Can the drug producers possibly believe that President Obama would veto a health-care “reform” bill imposing price controls (“price negotiations”) on drugs yielding federal spending “savings” greater than $80 billion? (Actually, the agreement for the $80 billion yields savings for some patients, not the feds; but that is a story for another day.) And precisely how would anyone monitor White House efforts to resist such provisions in Congress as legislation takes shape? What about congressional efforts next year, or after the new Congress is seated in 2011?
Note that the administration about three weeks ago induced the American Medical Association to endorse its “reform” effort by promising not to make the Medicare reimbursement squeeze on the doctors even worse.
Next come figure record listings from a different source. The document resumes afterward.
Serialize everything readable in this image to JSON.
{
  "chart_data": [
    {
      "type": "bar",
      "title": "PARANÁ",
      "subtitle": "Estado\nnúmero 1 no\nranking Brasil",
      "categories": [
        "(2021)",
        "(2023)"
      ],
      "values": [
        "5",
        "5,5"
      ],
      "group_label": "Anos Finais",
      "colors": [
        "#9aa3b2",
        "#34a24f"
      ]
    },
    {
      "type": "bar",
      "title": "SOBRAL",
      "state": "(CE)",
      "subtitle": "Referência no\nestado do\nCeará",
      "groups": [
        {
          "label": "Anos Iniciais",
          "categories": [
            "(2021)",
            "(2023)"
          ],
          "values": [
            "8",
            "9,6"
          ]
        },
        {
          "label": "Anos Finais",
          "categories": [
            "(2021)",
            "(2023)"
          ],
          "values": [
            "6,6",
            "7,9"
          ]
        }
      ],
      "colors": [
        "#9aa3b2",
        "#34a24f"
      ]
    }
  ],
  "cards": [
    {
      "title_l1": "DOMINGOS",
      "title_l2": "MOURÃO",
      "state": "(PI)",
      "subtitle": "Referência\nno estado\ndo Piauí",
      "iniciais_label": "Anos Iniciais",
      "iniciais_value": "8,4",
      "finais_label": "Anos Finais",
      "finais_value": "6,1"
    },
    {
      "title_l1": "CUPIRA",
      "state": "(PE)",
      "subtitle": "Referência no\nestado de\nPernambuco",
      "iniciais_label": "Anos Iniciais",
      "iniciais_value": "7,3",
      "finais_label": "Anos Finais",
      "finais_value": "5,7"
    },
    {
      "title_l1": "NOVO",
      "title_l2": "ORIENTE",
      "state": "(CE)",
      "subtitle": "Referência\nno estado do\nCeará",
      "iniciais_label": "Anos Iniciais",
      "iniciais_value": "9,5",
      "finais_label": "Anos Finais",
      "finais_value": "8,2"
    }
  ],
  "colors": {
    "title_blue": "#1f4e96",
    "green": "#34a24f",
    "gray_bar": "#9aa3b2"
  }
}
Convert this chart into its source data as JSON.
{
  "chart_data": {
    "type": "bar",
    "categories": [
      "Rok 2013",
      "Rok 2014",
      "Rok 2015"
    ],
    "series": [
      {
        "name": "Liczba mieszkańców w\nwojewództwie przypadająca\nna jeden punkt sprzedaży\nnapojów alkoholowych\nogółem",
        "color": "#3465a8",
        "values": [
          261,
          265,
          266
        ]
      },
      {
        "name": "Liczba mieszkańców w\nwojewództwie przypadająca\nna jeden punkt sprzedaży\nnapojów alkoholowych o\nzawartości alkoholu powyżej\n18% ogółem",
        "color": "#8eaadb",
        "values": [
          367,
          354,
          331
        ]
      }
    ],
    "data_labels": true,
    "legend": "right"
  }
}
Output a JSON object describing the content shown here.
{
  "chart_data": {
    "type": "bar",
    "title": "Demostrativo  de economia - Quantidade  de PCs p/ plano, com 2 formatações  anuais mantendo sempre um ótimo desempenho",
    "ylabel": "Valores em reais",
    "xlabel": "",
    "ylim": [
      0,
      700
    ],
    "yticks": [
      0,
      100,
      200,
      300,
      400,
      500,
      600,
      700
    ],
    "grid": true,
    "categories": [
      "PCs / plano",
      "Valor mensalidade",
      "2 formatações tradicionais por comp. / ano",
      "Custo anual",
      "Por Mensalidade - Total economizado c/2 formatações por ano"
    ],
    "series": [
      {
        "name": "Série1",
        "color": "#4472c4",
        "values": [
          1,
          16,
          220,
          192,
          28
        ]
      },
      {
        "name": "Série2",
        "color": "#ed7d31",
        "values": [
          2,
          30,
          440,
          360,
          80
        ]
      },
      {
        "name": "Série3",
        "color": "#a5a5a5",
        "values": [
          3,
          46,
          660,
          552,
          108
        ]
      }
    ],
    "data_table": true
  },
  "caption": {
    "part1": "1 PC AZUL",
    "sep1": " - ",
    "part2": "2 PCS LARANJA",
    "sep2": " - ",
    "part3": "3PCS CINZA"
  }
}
I commented to a friend that it would take Congress at most two years to renege on that. I was off by two orders of magnitude, as OMB director Peter Orszag three days later — three days! — told one of the Sunday talk-show hosts that the deficit numbers in the plan then under consideration were big because the reimbursement squeeze had been assumed away. But it would be put back in, and the numbers then would look much better. Voila!
Such promises, in short, are as phony as a three-dollar bill, an unsubtle reality highly relevant for the other promises now being made in support of socialism in medicine. You like your private insurance? No problem: Keep it. You’re in the middle class? You won’t have to pay for anything. You’re old? You’ll get as much of the finest medical care and technological advances that your doctor and your family deem appropriate. You like new and improved medicines, medical devices, and diagnostic tools? Our “cost-effectiveness” controls won’t affect any of it. Ad nauseam. That the American people seem not to be buying this snake oil even as those smart businessmen rush to line up for a rubber-glove exam is fascinating.
— Benjamin Zycher is a senior fellow at the Pacific Research Institute.